[CHAPTER IV.]
TWO CITIES THAT WANTED TO GET NEAR EACH OTHER—A NEW FRIEND.
Manchester, thirty miles south-east of Liverpool, is the great centre of our cotton trade. Its cloths are found in every market in the world. Cotton coming to Liverpool is sent to the Manchester mills, and the goods which the mills turn out are returned to Liverpool to be shipped elsewhere. The two cities, therefore, are intimately connected by constant intercourse and mutual interest.
Two water communications existed between them: one by the rivers Mersey and Irwell, the other by the famous Bridgewater Canal, which did an immense business at an enormous profit. But the Manchester mills were fast outgrowing these slow and cumbersome modes of travel. Liverpool warehouses were piled with bales of cotton waiting to go, and the mills at Manchester had often to stop because it did not come. Goods also found as much difficulty in getting back. Merchants and manufacturers both grumbled. Business was in straits. What was to be done? Carting was quite out of the question. Canal owners were besought to enlarge their water power. No, they would do nothing. They were satisfied with things as they were. Their dividends were sure.

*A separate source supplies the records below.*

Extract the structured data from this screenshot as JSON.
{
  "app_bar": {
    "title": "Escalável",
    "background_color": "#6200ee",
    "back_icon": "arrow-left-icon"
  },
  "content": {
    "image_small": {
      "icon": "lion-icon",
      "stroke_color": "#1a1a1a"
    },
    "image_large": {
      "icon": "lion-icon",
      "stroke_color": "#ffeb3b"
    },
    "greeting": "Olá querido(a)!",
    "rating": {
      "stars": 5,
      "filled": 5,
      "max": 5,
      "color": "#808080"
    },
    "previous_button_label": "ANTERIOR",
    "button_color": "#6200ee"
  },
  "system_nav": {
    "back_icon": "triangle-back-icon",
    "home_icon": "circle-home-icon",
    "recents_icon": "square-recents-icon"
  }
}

But want demands supply. Need creates resources. Something must be done to facilitate the transit of goods between the two cities. What? Build a tramroad, or a railroad. Nobody, however, but a very fast man would risk his good sense by seriously advising a railroad. Prudent men would certainly shun him. A tramroad was a better understood thing. The collieries had used small pieces of them for years. A tramroad then. Business men put their heads together, and began earnestly to talk of a tramroad.
Edward James, a rich and enterprising man, entered heartily into the project, and undertook to make surveys for a suitable route. And not long after a party of surveyors were seen in the fields near Liverpool. Their instruments and movements excited attention. People eyed them with anxiety: suspicions were roused: the inhabitants became alarmed. Who were they, making such mysterious measurements and calculations on other people's land? A mob gradually gathered, whose angry tones and threatening gestures warned the surveyors of a storm brewing over their heads. Wisely considering that flight was better than fight, they took themselves off, and by-and-by turned up farther on.
The landowners, who might be supposed to have known better, told the farmers to drive them off; and the farmers, with their hands, were only too ready to obey. They stationed themselves at the field gates and bars with pitchforks, rakes, shovels, sticks, and dared the surveyors to come on. A poor chain-man, not quite as nimble as his pursuers, made his leap over a fence, quickened by a pitchfork from behind. Even women and children joined the hue and cry, pelting the strangers with stones and dirt whenever they had a chance. The colliers were not behind the farmers in their foolish hostility. A stray surveyor was caught and thrown into a pond.